Keith Vieira, principal of KV &Associates, Hospitality Consulting, said the potential TAT increase comes on top of general excise taxes and other expenses like COVID-19 travel tests, which often cost $150 to $300 each. Additionally, Vieira said, the cost of doing business has gone up, and businesses already have been raising prices just to stay open.

“We are coming out of the worst time we ever had, and due to lack of legislative creativity and in some cases greed, we are putting our industry at risk,” Vieira said. “I can’t believe that they did this through gut-and-replace and didn’t allow for any discussion.”

Vieira said the proposed increase means visitors would pay more than 18% in GET and TAT taxes per night on their hotel rooms and resort fees.

“We are a 90% to 95% leisure destination, so visitors can’t pass these costs on to businesses,” he said. “At some point they’ll go elsewhere.”

State legislators have said cutting the county distribution was aimed at accountability.

House Finance Chairwoman Sylvia Luke (D-Oahu) said April 22 during a HB 862 conference, “This will incentivize counties to hold (bed-and-breakfast homes) more accountable and enforce (rules covering bed-and-breakfast homes).

“It also provides the counties another taxing authority other than just property tax and some of the motor vehicle fees,” Luke said.

State Rep. Richard Onishi (D-South Hilo, Keaau, Honuapo), chairman of the House Labor and Tourism Committee, said he supported ending county TAT distributions because he hasn’t been satisfied with their accounting of prior TAT spending.

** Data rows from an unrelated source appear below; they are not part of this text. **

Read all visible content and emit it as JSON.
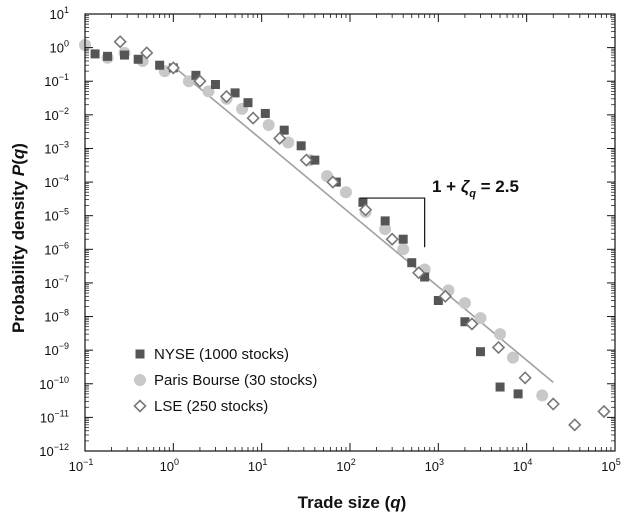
{
  "chart_data": {
    "type": "scatter",
    "title": "",
    "xlabel": "Trade size (q)",
    "ylabel": "Probability density P(q)",
    "x_scale": "log",
    "y_scale": "log",
    "xlim": [
      0.1,
      100000
    ],
    "ylim": [
      1e-12,
      10
    ],
    "x_ticks": [
      {
        "value": 0.1,
        "base": "10",
        "exp": "−1"
      },
      {
        "value": 1,
        "base": "10",
        "exp": "0"
      },
      {
        "value": 10,
        "base": "10",
        "exp": "1"
      },
      {
        "value": 100,
        "base": "10",
        "exp": "2"
      },
      {
        "value": 1000,
        "base": "10",
        "exp": "3"
      },
      {
        "value": 10000,
        "base": "10",
        "exp": "4"
      },
      {
        "value": 100000,
        "base": "10",
        "exp": "5"
      }
    ],
    "y_ticks": [
      {
        "value": 10,
        "base": "10",
        "exp": "1"
      },
      {
        "value": 1,
        "base": "10",
        "exp": "0"
      },
      {
        "value": 0.1,
        "base": "10",
        "exp": "−1"
      },
      {
        "value": 0.01,
        "base": "10",
        "exp": "−2"
      },
      {
        "value": 0.001,
        "base": "10",
        "exp": "−3"
      },
      {
        "value": 0.0001,
        "base": "10",
        "exp": "−4"
      },
      {
        "value": 1e-05,
        "base": "10",
        "exp": "−5"
      },
      {
        "value": 1e-06,
        "base": "10",
        "exp": "−6"
      },
      {
        "value": 1e-07,
        "base": "10",
        "exp": "−7"
      },
      {
        "value": 1e-08,
        "base": "10",
        "exp": "−8"
      },
      {
        "value": 1e-09,
        "base": "10",
        "exp": "−9"
      },
      {
        "value": 1e-10,
        "base": "10",
        "exp": "−10"
      },
      {
        "value": 1e-11,
        "base": "10",
        "exp": "−11"
      },
      {
        "value": 1e-12,
        "base": "10",
        "exp": "−12"
      }
    ],
    "grid": false,
    "legend_position": "bottom-left",
    "series": [
      {
        "name": "NYSE (1000 stocks)",
        "marker": "square",
        "color": "#555555",
        "points": [
          [
            0.13,
            0.65
          ],
          [
            0.18,
            0.55
          ],
          [
            0.28,
            0.6
          ],
          [
            0.4,
            0.45
          ],
          [
            0.7,
            0.3
          ],
          [
            1.0,
            0.25
          ],
          [
            1.8,
            0.15
          ],
          [
            3.0,
            0.08
          ],
          [
            5.0,
            0.045
          ],
          [
            7.0,
            0.023
          ],
          [
            11,
            0.011
          ],
          [
            18,
            0.0035
          ],
          [
            28,
            0.0012
          ],
          [
            40,
            0.00045
          ],
          [
            70,
            0.0001
          ],
          [
            140,
            2.5e-05
          ],
          [
            250,
            7e-06
          ],
          [
            400,
            2e-06
          ],
          [
            500,
            4e-07
          ],
          [
            700,
            1.5e-07
          ],
          [
            1000,
            3e-08
          ],
          [
            2000,
            7e-09
          ],
          [
            3000,
            9e-10
          ],
          [
            5000,
            8e-11
          ],
          [
            8000,
            5e-11
          ]
        ]
      },
      {
        "name": "Paris Bourse (30 stocks)",
        "marker": "circle",
        "color": "#c8c8c8",
        "points": [
          [
            0.1,
            1.2
          ],
          [
            0.18,
            0.5
          ],
          [
            0.28,
            0.7
          ],
          [
            0.45,
            0.4
          ],
          [
            0.8,
            0.2
          ],
          [
            1.5,
            0.1
          ],
          [
            2.5,
            0.05
          ],
          [
            4.0,
            0.03
          ],
          [
            6.0,
            0.015
          ],
          [
            12,
            0.005
          ],
          [
            20,
            0.0015
          ],
          [
            35,
            0.00045
          ],
          [
            55,
            0.00015
          ],
          [
            90,
            5e-05
          ],
          [
            150,
            1.3e-05
          ],
          [
            250,
            4e-06
          ],
          [
            400,
            1e-06
          ],
          [
            700,
            2.5e-07
          ],
          [
            1300,
            6e-08
          ],
          [
            2000,
            2.5e-08
          ],
          [
            3000,
            9e-09
          ],
          [
            5000,
            3e-09
          ],
          [
            7000,
            6e-10
          ],
          [
            15000,
            4.5e-11
          ]
        ]
      },
      {
        "name": "LSE (250 stocks)",
        "marker": "diamond",
        "color": "#777777",
        "points": [
          [
            0.25,
            1.5
          ],
          [
            0.5,
            0.7
          ],
          [
            1.0,
            0.25
          ],
          [
            2.0,
            0.1
          ],
          [
            4.0,
            0.035
          ],
          [
            8.0,
            0.008
          ],
          [
            16,
            0.002
          ],
          [
            32,
            0.00045
          ],
          [
            64,
            0.0001
          ],
          [
            150,
            1.5e-05
          ],
          [
            300,
            2e-06
          ],
          [
            600,
            2e-07
          ],
          [
            1200,
            4e-08
          ],
          [
            2400,
            6e-09
          ],
          [
            4800,
            1.2e-09
          ],
          [
            9600,
            1.5e-10
          ],
          [
            20000,
            2.5e-11
          ],
          [
            35000,
            6e-12
          ],
          [
            75000,
            1.5e-11
          ]
        ]
      }
    ],
    "fit_line": {
      "slope": -2.5,
      "color": "#a0a0a0",
      "points": [
        [
          1.0,
          0.28
        ],
        [
          20000,
          1.1e-10
        ]
      ]
    },
    "annotation": {
      "text_prefix": "1 + ",
      "zeta": "ζ",
      "subscript": "q",
      "text_suffix": " = 2.5",
      "bracket_x": [
        150,
        700
      ]
    }
  }
}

Maui Mayor Mike Victorino is the only mayor who has publicly stated his intent to raise the county’s transient accommodations tax to 13.25% from 10.25%.

Victorino’s spokesman Brian Perry said Monday it was premature to discuss details.

“Mayor Victorino will clarify his intent on this legislation at a time when it becomes law,” Perry said.

Cyrus Johnasen, spokesman for Hawaii Island Mayor Mitch Roth, said, “Our administration is intent on asking the governor to veto HB 862.”

“We feel that the increased TAT collection will further strain an already fragile hospitality industry that employs a huge population of our residents,” Johnasen said. “Furthermore, we believe that the bill would not only impact tourism for malihini, but also affect our local families’ ability to staycation — something we often do here in Hawaii County.”

Kauai Mayor Derek Kawakami did not definitively respond to the legislation, but said: “The bottom line is that the county needs TAT revenue to balance our budget and provide critical services to both our residents and visitors, such as police, fire and ocean rescues.


“We look forward to working with our state and county partners to determine the best way for our county to get our share of TAT.”

Honolulu Mayor Rick Blangiardi did not respond to the Honolulu Star-Advertiser’s request for comment.